Intervention de Annie David

Réunion du 11 mai 2011 à 14h30
Soins psychiatriques — Article 2

Photo de Annie DavidAnnie David :

L’article 2 du projet de loi vise à réformer les conditions d’hospitalisation d’une personne à la demande d’un tiers et tend à instaurer une nouvelle procédure faisant référence au péril imminent. Il s’inscrit dans la démarche du Gouvernement, qui consiste à faire primer la sécurité sur la santé, ce que nous refusons catégoriquement.

Naturellement, nul ne contestera la nécessité qu’il peut y avoir à ce qu’une personne soit hospitalisée et entourée afin qu’elle ne commette pas des actes pouvant porter atteinte à sa vie ou à sa santé. Il est même de notre responsabilité collective d’agir. Il est également de notre devoir de l’empêcher de nuire à autrui.

Cependant, la procédure que vous nous proposez, madame la secrétaire d'État, revient à ajouter de la violence à la souffrance puisqu’elle prévoit à la fois l’application de soins sous contrainte et une mesure de privation de liberté. C’est une dérogation importante aux principes qui gouvernent les droits des malades. Ces droits consacrent l’autonomie de la volonté du patient, c’est-à-dire qu’ils reconnaissent la capacité de celui-ci à accepter ou à refuser des soins. Ici, il n’en est rien : les soins sont contraints.

Les maladies psychiques, mes chers collègues, ne sont pas des maladies comme les autres. Elles ne relèvent pas de dysfonctionnements organiques, elles touchent au psychisme de l’individu et affectent ses pensées ou son comportement. Par conséquent, elles ne peuvent pas faire l’objet exclusif d’un traitement médicamenteux. Or les auteurs de ce projet de loi partent du postulat inverse. Ils font comme s’il suffisait que le patient connaisse le nom de sa maladie pour reconnaître qu’il est malade, et qu’il prenne un traitement médicamenteux pour être guéri.

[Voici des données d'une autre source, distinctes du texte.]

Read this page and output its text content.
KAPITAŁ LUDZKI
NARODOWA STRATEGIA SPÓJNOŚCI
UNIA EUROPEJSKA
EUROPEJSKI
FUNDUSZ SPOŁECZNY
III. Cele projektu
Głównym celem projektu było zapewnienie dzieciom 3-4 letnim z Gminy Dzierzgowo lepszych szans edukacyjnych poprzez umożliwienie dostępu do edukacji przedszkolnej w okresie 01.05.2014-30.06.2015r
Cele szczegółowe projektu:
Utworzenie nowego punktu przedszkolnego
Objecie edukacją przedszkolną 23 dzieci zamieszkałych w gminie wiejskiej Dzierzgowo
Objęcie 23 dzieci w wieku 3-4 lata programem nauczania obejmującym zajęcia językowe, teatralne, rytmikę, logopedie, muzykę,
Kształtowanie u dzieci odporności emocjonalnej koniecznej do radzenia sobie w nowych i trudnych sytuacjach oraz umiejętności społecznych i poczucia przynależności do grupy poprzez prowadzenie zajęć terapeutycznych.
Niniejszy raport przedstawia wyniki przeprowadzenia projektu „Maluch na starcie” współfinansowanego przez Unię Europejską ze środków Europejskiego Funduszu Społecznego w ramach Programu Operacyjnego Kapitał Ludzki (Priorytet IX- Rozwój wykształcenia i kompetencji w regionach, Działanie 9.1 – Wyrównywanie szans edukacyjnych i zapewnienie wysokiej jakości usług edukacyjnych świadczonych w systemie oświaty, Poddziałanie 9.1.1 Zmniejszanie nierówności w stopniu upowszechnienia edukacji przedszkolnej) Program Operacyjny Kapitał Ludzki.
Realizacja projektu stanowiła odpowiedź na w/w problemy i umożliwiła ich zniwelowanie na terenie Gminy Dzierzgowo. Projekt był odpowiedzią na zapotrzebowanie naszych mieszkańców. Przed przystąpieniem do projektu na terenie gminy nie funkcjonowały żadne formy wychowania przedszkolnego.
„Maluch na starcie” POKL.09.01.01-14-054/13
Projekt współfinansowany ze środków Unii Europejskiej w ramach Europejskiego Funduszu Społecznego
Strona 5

Nous savons, depuis Pinel, c’est-à-dire depuis la Révolution française, que non seulement les fous n’ont pas conscience de leur maladie, mais qu’ils la nient et la combattent dans une vie différente, à côté de celle que les non-malades vivent. C’est à l’occasion de cette confrontation entre ces deux mondes que surviennent les crises. L’injonction de soins présente le mérite d’interrompre ces dernières et de mettre un terme aux agissements qui en résultent. Mais le déni, quant à lui, se poursuit. Autrement dit, on traite le symptôme, sans traiter le mal, sans apaiser le patient. Or le traitement et l’apaisement devraient être la priorité.

C’est pourquoi nous avons regretté, tant à l’occasion de la motion tendant à opposer l’exception d’irrecevabilité, défendue par ma collègue Nicole Borvo Cohen-Seat, que lors de l’intervention de Guy Fischer ou encore tout au long de nos débats sur l’article 1er, que ce projet de loi soit limité à la seule question des soins sans consentement.

À l’occasion de mon intervention sur l’article 2, je souhaite réaffirmer une position de principe : les patientes et les patients atteints de maladies mentales ne peuvent pas être réduits à un rôle de spectateurs. Ils doivent être les acteurs de leur guérison, ce qui nécessite qu’ils soient informés des soins qui leur sont dispensés et qu’ils y consentent, dans la mesure du possible.

Ce consentement n’est évidemment pas un chemin facile. Il exige de la part des professionnels de santé du temps, de la disponibilité, afin que puisse se lier une relation et que le rapport ne se limite plus seulement à une distribution automatique de médicaments. Cela demande qu’en lieu et place de l’organisation des soins sans consentement, normée pour toutes et tous et débouchant systématiquement sur l’enfermement ou sur le recours aux médicaments, on trouve les moyens d’élaborer un parcours de soins individualisé.

Dans la mesure où cet article se contente d’organiser les soins sans consentement pour les personnes ayant fait l’objet d’une hospitalisation sur demande d’un tiers, nous ne pouvons que nous y opposer.